Bauarbeiten auf der Bahnstrecke Hamburg-Berlin verzögern sich
Die Bauarbeiten auf der Bahnstrecke Hamburg-Berlin dauern länger als geplant. Wochenlanger Frost und Schnee in Norddeutschland beeinträchtigen den Baufortschritt bei der Sanierung des Bahnkorridors, teilte die Bahn am Montag mit.
Witterungsbedingte Verzögerungen
Diverse Arbeiten sind seit Ende Dezember witterungsbedingt nicht möglich. „Wir haben es mit dem stärksten Wintereinbruch seit mehr als 15 Jahren zu tun“, erklärte InfraGO-Vorstand Gerd-Dietrich Bolte. Eine wiederinbetriebnahme der Strecke zum 30. April sei nicht mehr zu schaffen.
probleme bei der Bauausführung
Vereiste und teils zugefrorene Kabelkanäle verhindern die Verlegung von Kabeln für die Signal- und Stellwerkstechnik. Der Bodenfrost reicht auf einigen Abschnitten bis zu 70 Zentimeter tief.

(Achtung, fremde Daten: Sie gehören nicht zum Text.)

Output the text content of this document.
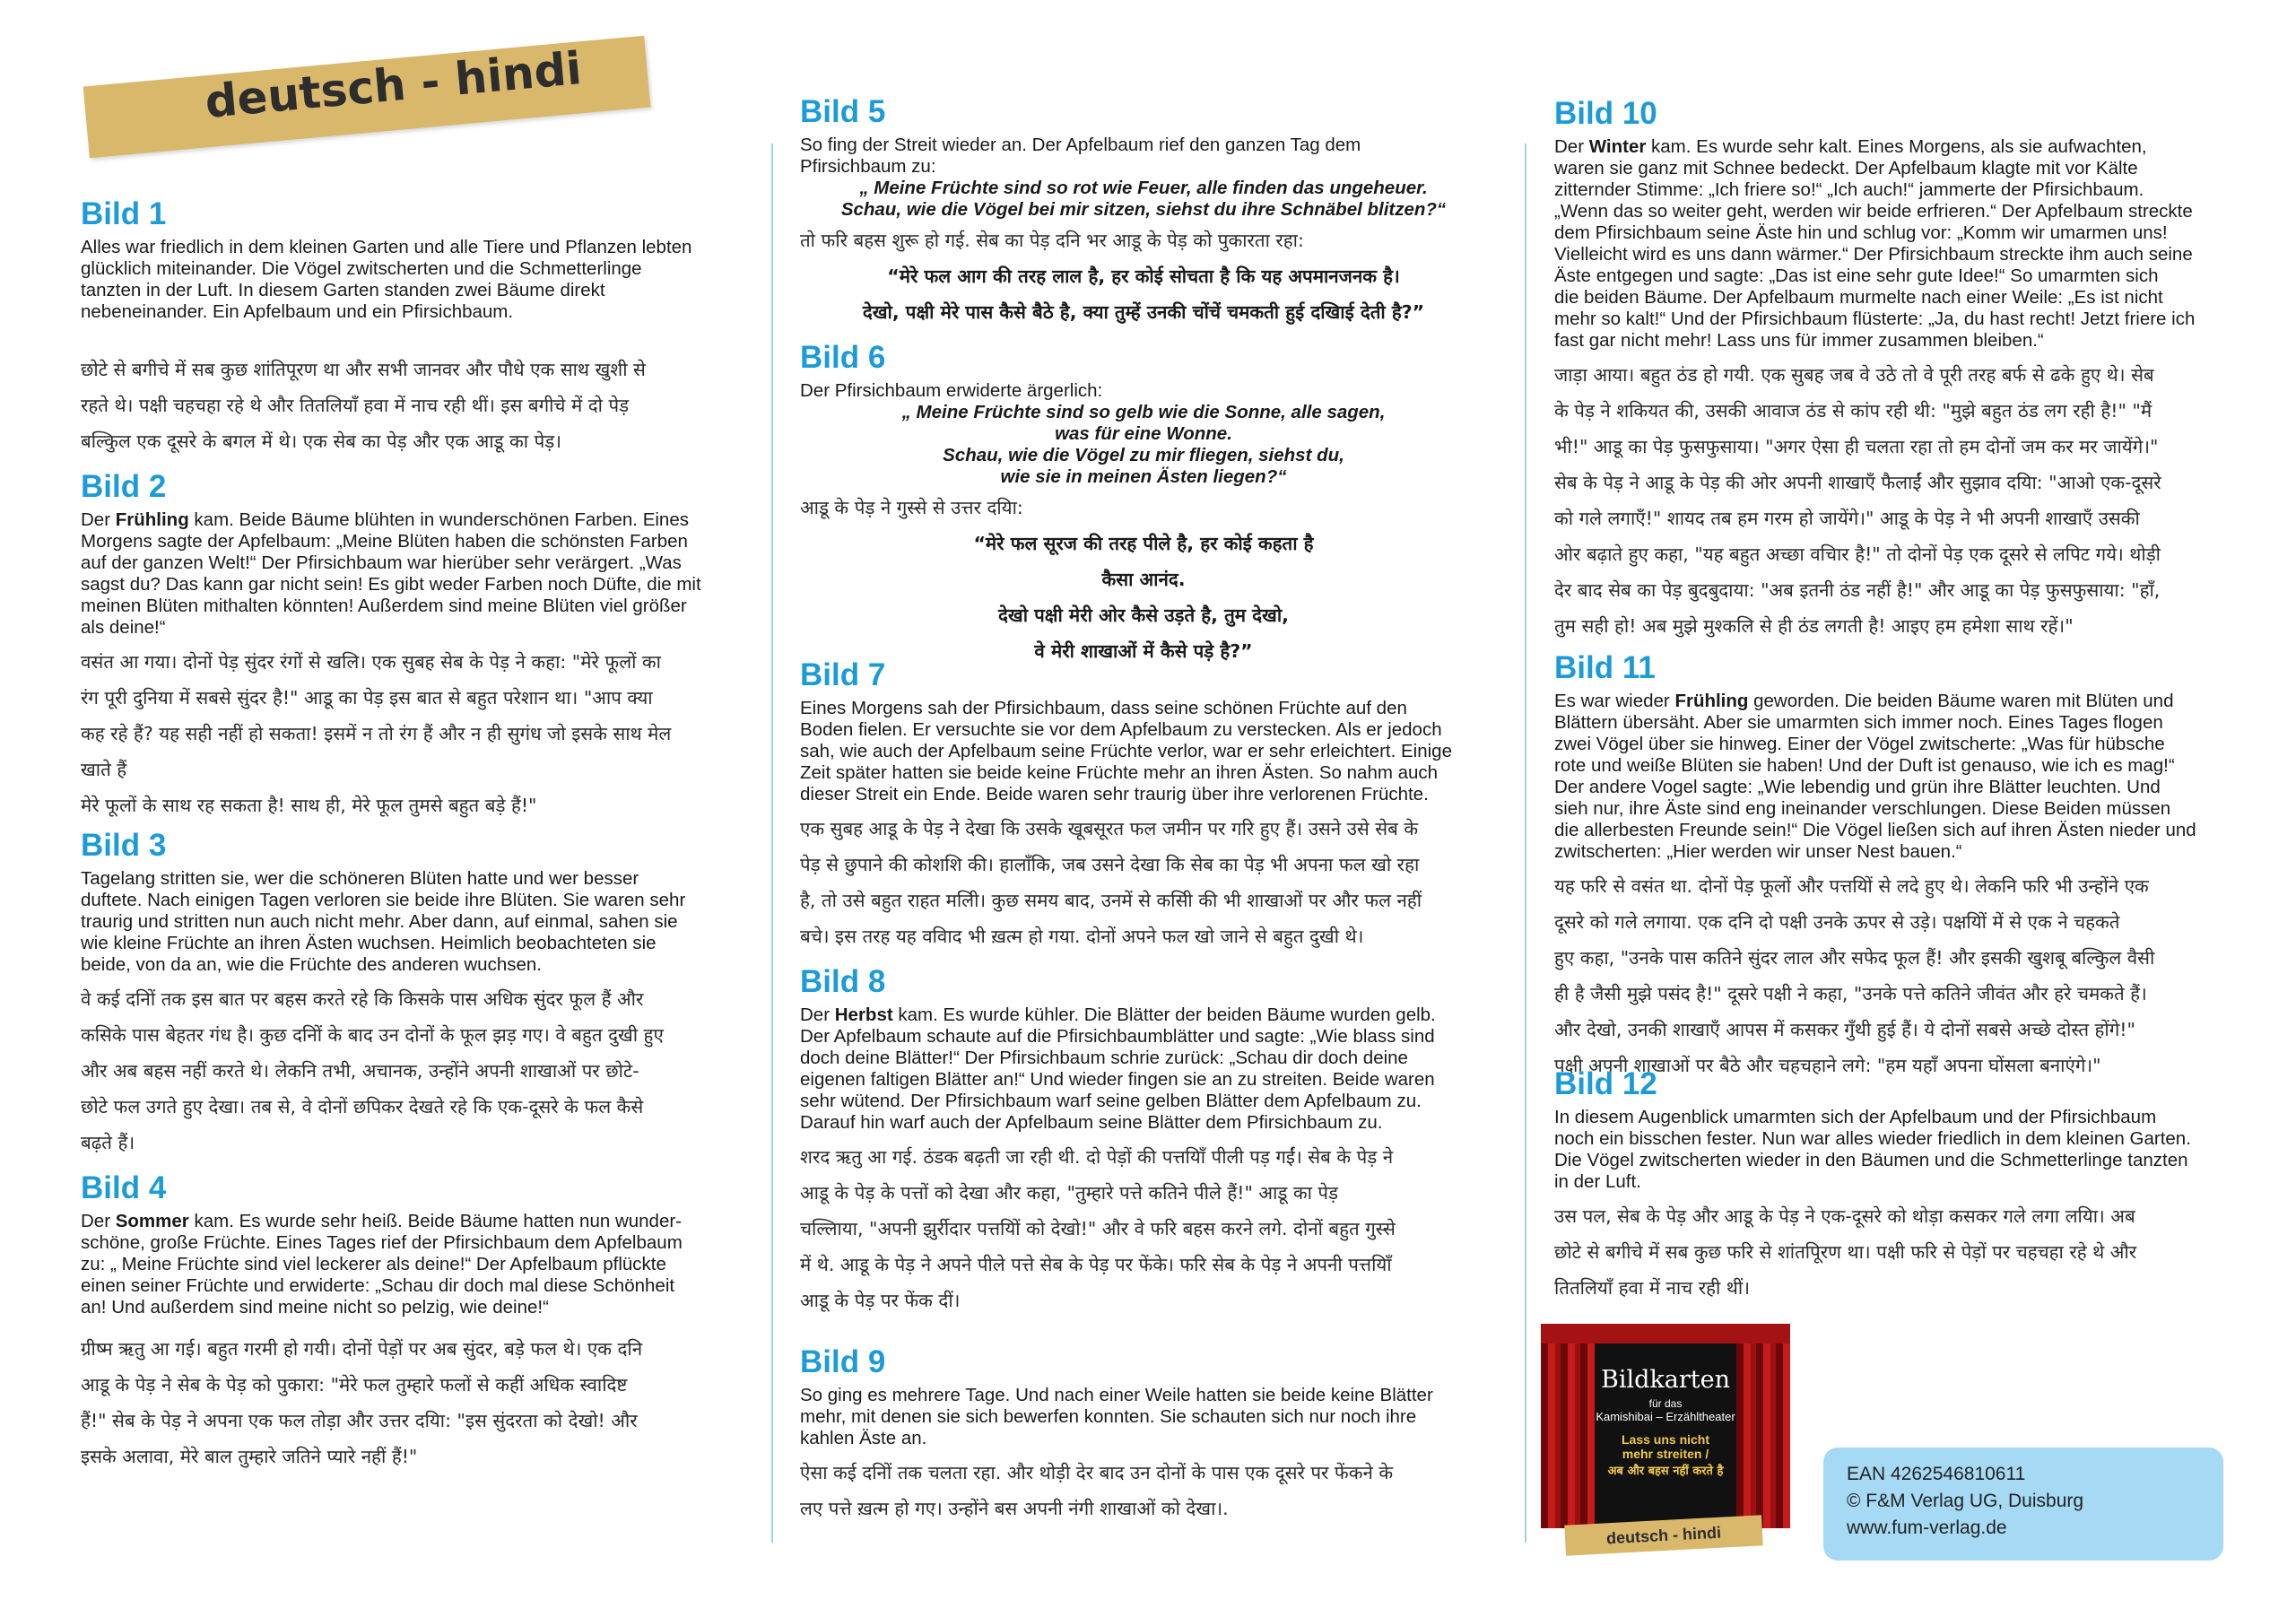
deutsch - hindi
Bild 1

Alles war friedlich in dem kleinen Garten und alle Tiere und Pflanzen lebten
glücklich miteinander. Die Vögel zwitscherten und die Schmetterlinge
tanzten in der Luft. In diesem Garten standen zwei Bäume direkt
nebeneinander. Ein Apfelbaum und ein Pfirsichbaum.

छोटे से बगीचे में सब कुछ शांतिपूरण था और सभी जानवर और पौधे एक साथ खुशी से
रहते थे। पक्षी चहचहा रहे थे और तितलियाँ हवा में नाच रही थीं। इस बगीचे में दो पेड़
बल्किुल एक दूसरे के बगल में थे। एक सेब का पेड़ और एक आडू का पेड़।

Bild 2

Der Frühling kam. Beide Bäume blühten in wunderschönen Farben. Eines
Morgens sagte der Apfelbaum: „Meine Blüten haben die schönsten Farben
auf der ganzen Welt!“ Der Pfirsichbaum war hierüber sehr verärgert. „Was
sagst du? Das kann gar nicht sein! Es gibt weder Farben noch Düfte, die mit
meinen Blüten mithalten könnten! Außerdem sind meine Blüten viel größer
als deine!“

वसंत आ गया। दोनों पेड़ सुंदर रंगों से खलि। एक सुबह सेब के पेड़ ने कहा: "मेरे फूलों का
रंग पूरी दुनिया में सबसे सुंदर है!" आडू का पेड़ इस बात से बहुत परेशान था। "आप क्या
कह रहे हैं? यह सही नहीं हो सकता! इसमें न तो रंग हैं और न ही सुगंध जो इसके साथ मेल
खाते हैं
मेरे फूलों के साथ रह सकता है! साथ ही, मेरे फूल तुमसे बहुत बड़े हैं!"

Bild 3

Tagelang stritten sie, wer die schöneren Blüten hatte und wer besser
duftete. Nach einigen Tagen verloren sie beide ihre Blüten. Sie waren sehr
traurig und stritten nun auch nicht mehr. Aber dann, auf einmal, sahen sie
wie kleine Früchte an ihren Ästen wuchsen. Heimlich beobachteten sie
beide, von da an, wie die Früchte des anderen wuchsen.

वे कई दनिों तक इस बात पर बहस करते रहे कि किसके पास अधिक सुंदर फूल हैं और
कसिके पास बेहतर गंध है। कुछ दनिों के बाद उन दोनों के फूल झड़ गए। वे बहुत दुखी हुए
और अब बहस नहीं करते थे। लेकनि तभी, अचानक, उन्होंने अपनी शाखाओं पर छोटे-
छोटे फल उगते हुए देखा। तब से, वे दोनों छपिकर देखते रहे कि एक-दूसरे के फल कैसे
बढ़ते हैं।

Bild 4

Der Sommer kam. Es wurde sehr heiß. Beide Bäume hatten nun wunder-
schöne, große Früchte. Eines Tages rief der Pfirsichbaum dem Apfelbaum
zu: „ Meine Früchte sind viel leckerer als deine!“ Der Apfelbaum pflückte
einen seiner Früchte und erwiderte: „Schau dir doch mal diese Schönheit
an! Und außerdem sind meine nicht so pelzig, wie deine!“

ग्रीष्म ऋतु आ गई। बहुत गरमी हो गयी। दोनों पेड़ों पर अब सुंदर, बड़े फल थे। एक दनि
आडू के पेड़ ने सेब के पेड़ को पुकारा: "मेरे फल तुम्हारे फलों से कहीं अधिक स्वादिष्ट
हैं!" सेब के पेड़ ने अपना एक फल तोड़ा और उत्तर दयिा: "इस सुंदरता को देखो! और
इसके अलावा, मेरे बाल तुम्हारे जतिने प्यारे नहीं हैं!"

Bild 5

So fing der Streit wieder an. Der Apfelbaum rief den ganzen Tag dem
Pfirsichbaum zu:

„ Meine Früchte sind so rot wie Feuer, alle finden das ungeheuer.
Schau, wie die Vögel bei mir sitzen, siehst du ihre Schnäbel blitzen?“

तो फरि बहस शुरू हो गई. सेब का पेड़ दनि भर आडू के पेड़ को पुकारता रहा:

“मेरे फल आग की तरह लाल है, हर कोई सोचता है कि यह अपमानजनक है।
देखो, पक्षी मेरे पास कैसे बैठे है, क्या तुम्हें उनकी चोंचें चमकती हुई दखिाई देती है?”

Bild 6

Der Pfirsichbaum erwiderte ärgerlich:

„ Meine Früchte sind so gelb wie die Sonne, alle sagen,
was für eine Wonne.
Schau, wie die Vögel zu mir fliegen, siehst du,
wie sie in meinen Ästen liegen?“

आडू के पेड़ ने गुस्से से उत्तर दयिा:

“मेरे फल सूरज की तरह पीले है, हर कोई कहता है
कैसा आनंद.
देखो पक्षी मेरी ओर कैसे उड़ते है, तुम देखो,
वे मेरी शाखाओं में कैसे पड़े है?”

Bild 7

Eines Morgens sah der Pfirsichbaum, dass seine schönen Früchte auf den
Boden fielen. Er versuchte sie vor dem Apfelbaum zu verstecken. Als er jedoch
sah, wie auch der Apfelbaum seine Früchte verlor, war er sehr erleichtert. Einige
Zeit später hatten sie beide keine Früchte mehr an ihren Ästen. So nahm auch
dieser Streit ein Ende. Beide waren sehr traurig über ihre verlorenen Früchte.

एक सुबह आडू के पेड़ ने देखा कि उसके खूबसूरत फल जमीन पर गरि हुए हैं। उसने उसे सेब के
पेड़ से छुपाने की कोशशि की। हालाँकि, जब उसने देखा कि सेब का पेड़ भी अपना फल खो रहा
है, तो उसे बहुत राहत मलिी। कुछ समय बाद, उनमें से कसिी की भी शाखाओं पर और फल नहीं
बचे। इस तरह यह ववािद भी ख़त्म हो गया. दोनों अपने फल खो जाने से बहुत दुखी थे।

Bild 8

Der Herbst kam. Es wurde kühler. Die Blätter der beiden Bäume wurden gelb.
Der Apfelbaum schaute auf die Pfirsichbaumblätter und sagte: „Wie blass sind
doch deine Blätter!“ Der Pfirsichbaum schrie zurück: „Schau dir doch deine
eigenen faltigen Blätter an!“ Und wieder fingen sie an zu streiten. Beide waren
sehr wütend. Der Pfirsichbaum warf seine gelben Blätter dem Apfelbaum zu.
Darauf hin warf auch der Apfelbaum seine Blätter dem Pfirsichbaum zu.

शरद ऋतु आ गई. ठंडक बढ़ती जा रही थी. दो पेड़ों की पत्तयिाँ पीली पड़ गईं। सेब के पेड़ ने
आडू के पेड़ के पत्तों को देखा और कहा, "तुम्हारे पत्ते कतिने पीले हैं!" आडू का पेड़
चल्लिाया, "अपनी झुर्रीदार पत्तयिों को देखो!" और वे फरि बहस करने लगे. दोनों बहुत गुस्से
में थे. आडू के पेड़ ने अपने पीले पत्ते सेब के पेड़ पर फेंके। फरि सेब के पेड़ ने अपनी पत्तयिाँ
आडू के पेड़ पर फेंक दीं।

Bild 9

So ging es mehrere Tage. Und nach einer Weile hatten sie beide keine Blätter
mehr, mit denen sie sich bewerfen konnten. Sie schauten sich nur noch ihre
kahlen Äste an.

ऐसा कई दनिों तक चलता रहा. और थोड़ी देर बाद उन दोनों के पास एक दूसरे पर फेंकने के
लए पत्ते ख़त्म हो गए। उन्होंने बस अपनी नंगी शाखाओं को देखा।.

Bild 10

Der Winter kam. Es wurde sehr kalt. Eines Morgens, als sie aufwachten,
waren sie ganz mit Schnee bedeckt. Der Apfelbaum klagte mit vor Kälte
zitternder Stimme: „Ich friere so!“ „Ich auch!“ jammerte der Pfirsichbaum.
„Wenn das so weiter geht, werden wir beide erfrieren.“ Der Apfelbaum streckte
dem Pfirsichbaum seine Äste hin und schlug vor: „Komm wir umarmen uns!
Vielleicht wird es uns dann wärmer.“ Der Pfirsichbaum streckte ihm auch seine
Äste entgegen und sagte: „Das ist eine sehr gute Idee!“ So umarmten sich
die beiden Bäume. Der Apfelbaum murmelte nach einer Weile: „Es ist nicht
mehr so kalt!“ Und der Pfirsichbaum flüsterte: „Ja, du hast recht! Jetzt friere ich
fast gar nicht mehr! Lass uns für immer zusammen bleiben.“

जाड़ा आया। बहुत ठंड हो गयी. एक सुबह जब वे उठे तो वे पूरी तरह बर्फ से ढके हुए थे। सेब
के पेड़ ने शकियत की, उसकी आवाज ठंड से कांप रही थी: "मुझे बहुत ठंड लग रही है!" "मैं
भी!" आडू का पेड़ फुसफुसाया। "अगर ऐसा ही चलता रहा तो हम दोनों जम कर मर जायेंगे।"
सेब के पेड़ ने आडू के पेड़ की ओर अपनी शाखाएँ फैलाईं और सुझाव दयिा: "आओ एक-दूसरे
को गले लगाएँ!" शायद तब हम गरम हो जायेंगे।" आडू के पेड़ ने भी अपनी शाखाएँ उसकी
ओर बढ़ाते हुए कहा, "यह बहुत अच्छा वचिार है!" तो दोनों पेड़ एक दूसरे से लपिट गये। थोड़ी
देर बाद सेब का पेड़ बुदबुदाया: "अब इतनी ठंड नहीं है!" और आडू का पेड़ फुसफुसाया: "हाँ,
तुम सही हो! अब मुझे मुश्कलि से ही ठंड लगती है! आइए हम हमेशा साथ रहें।"

Bild 11

Es war wieder Frühling geworden. Die beiden Bäume waren mit Blüten und
Blättern übersäht. Aber sie umarmten sich immer noch. Eines Tages flogen
zwei Vögel über sie hinweg. Einer der Vögel zwitscherte: „Was für hübsche
rote und weiße Blüten sie haben! Und der Duft ist genauso, wie ich es mag!“
Der andere Vogel sagte: „Wie lebendig und grün ihre Blätter leuchten. Und
sieh nur, ihre Äste sind eng ineinander verschlungen. Diese Beiden müssen
die allerbesten Freunde sein!“ Die Vögel ließen sich auf ihren Ästen nieder und
zwitscherten: „Hier werden wir unser Nest bauen.“

यह फरि से वसंत था. दोनों पेड़ फूलों और पत्तयिों से लदे हुए थे। लेकनि फरि भी उन्होंने एक
दूसरे को गले लगाया. एक दनि दो पक्षी उनके ऊपर से उड़े। पक्षयिों में से एक ने चहकते
हुए कहा, "उनके पास कतिने सुंदर लाल और सफेद फूल हैं! और इसकी खुशबू बल्किुल वैसी
ही है जैसी मुझे पसंद है!" दूसरे पक्षी ने कहा, "उनके पत्ते कतिने जीवंत और हरे चमकते हैं।
और देखो, उनकी शाखाएँ आपस में कसकर गुँथी हुई हैं। ये दोनों सबसे अच्छे दोस्त होंगे!"
पक्षी अपनी शाखाओं पर बैठे और चहचहाने लगे: "हम यहाँ अपना घोंसला बनाएंगे।"

Bild 12

In diesem Augenblick umarmten sich der Apfelbaum und der Pfirsichbaum
noch ein bisschen fester. Nun war alles wieder friedlich in dem kleinen Garten.
Die Vögel zwitscherten wieder in den Bäumen und die Schmetterlinge tanzten
in der Luft.

उस पल, सेब के पेड़ और आडू के पेड़ ने एक-दूसरे को थोड़ा कसकर गले लगा लयिा। अब
छोटे से बगीचे में सब कुछ फरि से शांतपूिरण था। पक्षी फरि से पेड़ों पर चहचहा रहे थे और
तितलियाँ हवा में नाच रही थीं।

Bildkarten
für das
Kamishibai – Erzähltheater
Lass uns nicht
mehr streiten /
अब और बहस नहीं करते है
deutsch - hindi
EAN 4262546810611
© F&M Verlag UG, Duisburg
www.fum-verlag.de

Auch Arbeiten an der Oberleitung und die Montage von Weichenantrieben sowie Signalanlagen sind seit Wochen nicht möglich.

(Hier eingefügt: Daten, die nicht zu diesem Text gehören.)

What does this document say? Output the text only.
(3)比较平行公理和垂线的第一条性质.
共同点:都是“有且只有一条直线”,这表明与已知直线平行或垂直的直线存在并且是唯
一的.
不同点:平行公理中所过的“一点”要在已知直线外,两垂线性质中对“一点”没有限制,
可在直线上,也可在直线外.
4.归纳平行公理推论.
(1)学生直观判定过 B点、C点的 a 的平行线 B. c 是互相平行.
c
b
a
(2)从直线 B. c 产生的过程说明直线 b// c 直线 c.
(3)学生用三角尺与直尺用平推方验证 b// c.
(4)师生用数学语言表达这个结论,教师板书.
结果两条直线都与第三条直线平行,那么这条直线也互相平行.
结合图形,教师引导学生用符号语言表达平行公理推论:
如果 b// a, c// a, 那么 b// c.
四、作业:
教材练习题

Planung der weiteren Schritte
Sobald der Boden vollständig aufgetaut ist, müssen die verschobenen Arbeiten neu eingetaktet werden. Das Personal auf der Baustelle soll verstärkt werden, sobald die Temperaturen es zulassen. Bis zum 13. März soll ein Konzept für die inbetriebnahme stehen. Ziel ist eine verträgliche Lösung für Reisende und Güterverkehrsunternehmen.
Auswirkungen auf andere Bauprojekte
Die Bahn warnt vor möglichen „Wechselwirkungen“ mit den ab 1. Mai geplanten Sanierungsarbeiten auf der Strecke Hamburg-Hannover. Diese Maßnahmen müssten bei einer Anpassung des Zeitplans für die Inbetriebnahme der Strecke Hamburg-Berlin neu eingetaktet werden, um die Umleitungskonzepte für den Fern- und Güterverkehr zwischen den beiden größten deutschen Metropolen aufrechtzuerhalten.